1.1k Views Asked by At

Consider the quadratic program

$ \min$ $ f(x) $

$ \text{s.t.} \space Ax=c$

Prove that $ x^* $ is a local minimum if and only if it is a global minimum. No convexity is assumed. The back direction is trivial.

Could anyone help with proof? Thanks!

2

There are 2 best solutions below

0
On

If there is a feasible point $x_0$ then the feasible set is given by $\{x_0\} + \ker A$ which can be written as $\{x_0 + Ly \}_y$ for some $L$ with ${\cal R} L = \ker A$.

Hence we can define $\phi(y) = f(x_0+Ly)$, note that $\phi$ is also quadratic and the problem is to show that $y_0$ is a local $\min$ iff $y_0$ is a global $\min$.

Suppose $y_0$ is a local $\min$, then we can write $ \phi(y_0+h) = \phi(y_0) + { 1\over 2}\langle h, Q h \rangle $ and hence it follows that $Q \ge 0$, otherwise $y_0$ would not be an unconstrained local $\min$. (That is, the 'restricted' Hessian of $f$ is positive semi definite). Hence $\phi$ is convex and $y_0$ is a global solution.

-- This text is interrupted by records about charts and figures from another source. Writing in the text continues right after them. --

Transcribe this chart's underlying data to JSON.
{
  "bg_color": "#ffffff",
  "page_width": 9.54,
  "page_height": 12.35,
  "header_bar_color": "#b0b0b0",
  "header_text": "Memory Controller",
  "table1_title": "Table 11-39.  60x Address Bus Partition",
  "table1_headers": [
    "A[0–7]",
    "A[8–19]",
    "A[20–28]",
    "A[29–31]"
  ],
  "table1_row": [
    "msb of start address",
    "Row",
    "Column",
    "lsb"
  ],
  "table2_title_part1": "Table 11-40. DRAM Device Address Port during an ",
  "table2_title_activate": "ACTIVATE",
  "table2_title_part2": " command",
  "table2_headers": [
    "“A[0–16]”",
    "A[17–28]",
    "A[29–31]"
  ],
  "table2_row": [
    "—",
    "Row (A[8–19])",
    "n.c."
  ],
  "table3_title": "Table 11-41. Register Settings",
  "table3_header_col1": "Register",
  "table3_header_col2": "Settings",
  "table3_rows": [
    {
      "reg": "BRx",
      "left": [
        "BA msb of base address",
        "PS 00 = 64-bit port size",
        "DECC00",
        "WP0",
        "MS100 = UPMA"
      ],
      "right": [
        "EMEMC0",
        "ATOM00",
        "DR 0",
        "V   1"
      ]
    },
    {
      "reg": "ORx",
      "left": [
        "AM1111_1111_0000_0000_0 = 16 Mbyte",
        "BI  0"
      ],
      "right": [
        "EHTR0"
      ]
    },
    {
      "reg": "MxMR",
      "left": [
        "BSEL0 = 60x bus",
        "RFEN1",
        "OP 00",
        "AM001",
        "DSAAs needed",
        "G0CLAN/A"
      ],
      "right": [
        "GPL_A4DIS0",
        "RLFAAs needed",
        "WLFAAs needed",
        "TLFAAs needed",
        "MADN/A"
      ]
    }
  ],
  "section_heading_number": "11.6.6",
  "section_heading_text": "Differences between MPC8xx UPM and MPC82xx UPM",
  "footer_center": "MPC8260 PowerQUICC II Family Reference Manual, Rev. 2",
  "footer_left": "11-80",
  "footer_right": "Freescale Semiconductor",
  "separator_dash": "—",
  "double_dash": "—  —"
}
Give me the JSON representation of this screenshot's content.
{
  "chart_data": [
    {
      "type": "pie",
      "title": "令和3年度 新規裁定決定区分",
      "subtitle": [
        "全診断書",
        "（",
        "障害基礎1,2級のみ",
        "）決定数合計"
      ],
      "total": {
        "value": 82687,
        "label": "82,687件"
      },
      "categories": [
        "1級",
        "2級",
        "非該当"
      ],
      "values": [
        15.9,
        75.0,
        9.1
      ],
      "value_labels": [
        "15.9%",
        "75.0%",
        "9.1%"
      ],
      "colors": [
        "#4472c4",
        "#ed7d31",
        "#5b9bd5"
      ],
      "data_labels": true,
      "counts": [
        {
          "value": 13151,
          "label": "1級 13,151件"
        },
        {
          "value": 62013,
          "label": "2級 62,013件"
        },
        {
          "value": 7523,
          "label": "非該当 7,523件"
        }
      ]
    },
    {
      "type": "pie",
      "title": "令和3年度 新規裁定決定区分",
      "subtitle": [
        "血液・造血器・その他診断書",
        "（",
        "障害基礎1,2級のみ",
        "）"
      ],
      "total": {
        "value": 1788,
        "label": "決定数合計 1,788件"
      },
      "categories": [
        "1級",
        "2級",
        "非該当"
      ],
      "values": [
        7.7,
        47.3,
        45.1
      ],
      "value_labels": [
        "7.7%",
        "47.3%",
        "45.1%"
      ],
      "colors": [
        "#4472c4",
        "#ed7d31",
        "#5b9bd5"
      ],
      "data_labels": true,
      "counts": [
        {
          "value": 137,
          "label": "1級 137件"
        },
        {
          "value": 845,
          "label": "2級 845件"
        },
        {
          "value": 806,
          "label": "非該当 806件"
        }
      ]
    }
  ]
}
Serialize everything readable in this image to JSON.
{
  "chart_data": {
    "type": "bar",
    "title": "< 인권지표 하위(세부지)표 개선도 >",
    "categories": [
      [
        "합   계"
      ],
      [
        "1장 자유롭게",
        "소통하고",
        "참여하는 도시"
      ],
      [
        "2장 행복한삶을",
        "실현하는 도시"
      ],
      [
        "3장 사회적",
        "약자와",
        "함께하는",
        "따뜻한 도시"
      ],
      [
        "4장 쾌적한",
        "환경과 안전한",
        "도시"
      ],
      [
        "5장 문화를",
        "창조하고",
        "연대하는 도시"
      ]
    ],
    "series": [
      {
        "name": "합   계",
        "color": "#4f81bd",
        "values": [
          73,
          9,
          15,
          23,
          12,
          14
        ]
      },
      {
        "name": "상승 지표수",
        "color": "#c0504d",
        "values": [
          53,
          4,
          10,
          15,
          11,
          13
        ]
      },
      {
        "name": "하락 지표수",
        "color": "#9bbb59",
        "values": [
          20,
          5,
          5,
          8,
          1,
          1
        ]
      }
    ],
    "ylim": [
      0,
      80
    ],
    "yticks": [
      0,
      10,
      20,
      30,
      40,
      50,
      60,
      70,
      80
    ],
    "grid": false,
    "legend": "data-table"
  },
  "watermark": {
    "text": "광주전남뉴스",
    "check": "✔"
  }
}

Note that the above does not imply that $f$ is convex, for example we could take $f(x) = x_1^2-x_2^2$ subject to $x_2 = 0$.

0
On

Now copper.hat's answer is already very good. However, I aim to answer this question with different notations, just hope to explain it in the plainest language.

First we assume that all the points satisfy $Ax=c$ compose of a feasible region of this optimization problem. It follows that very point in this set is called a feasible point. In particular, we want to show that a feasible point is a local minimum iff it is a global minimum.

Assume $x^*$ is a local minimum. Now, we assume another feasible point $y$. Let $d=y-x^*$, we know that vector $d$ is a feasible direction.

Now consider $Ad$, as you can see, since $Ay = c$ and $Ax^* = c$, we have $Ad = A(y-x^*)=0$. Now, since $x^*$ is a local minimum, $f(x^*+ad)>f(x^*) $ for sufficiently small a.

Now, observe that $\frac{f(x^*+ad)-f(x^*)}{a} $ > $0$ as $a \to 0$, and this equals to $\nabla f(x^*)^T d>0$

Another key observation is $\frac{f(x^*+ad)-2f(x^*)+f(x^*-ad)}{a^2}>0 $, suggesting $\frac{1}{2} d^T \nabla^2 f(x^*) d>0$, now, if this function is of $C^{2}$, you can ensure $d^T \nabla^2 f(x^*+\theta d) d>0$, since you can always scale d by a constant.

By Taylor's Theorem $f(y) = f(x^*+d) = f(x^*) +\nabla f(x^*)^T d +\frac{1}{2} d^T \nabla^2 f(x^*+\theta d) d$, by the above argument $f(y) > f(x^*)$.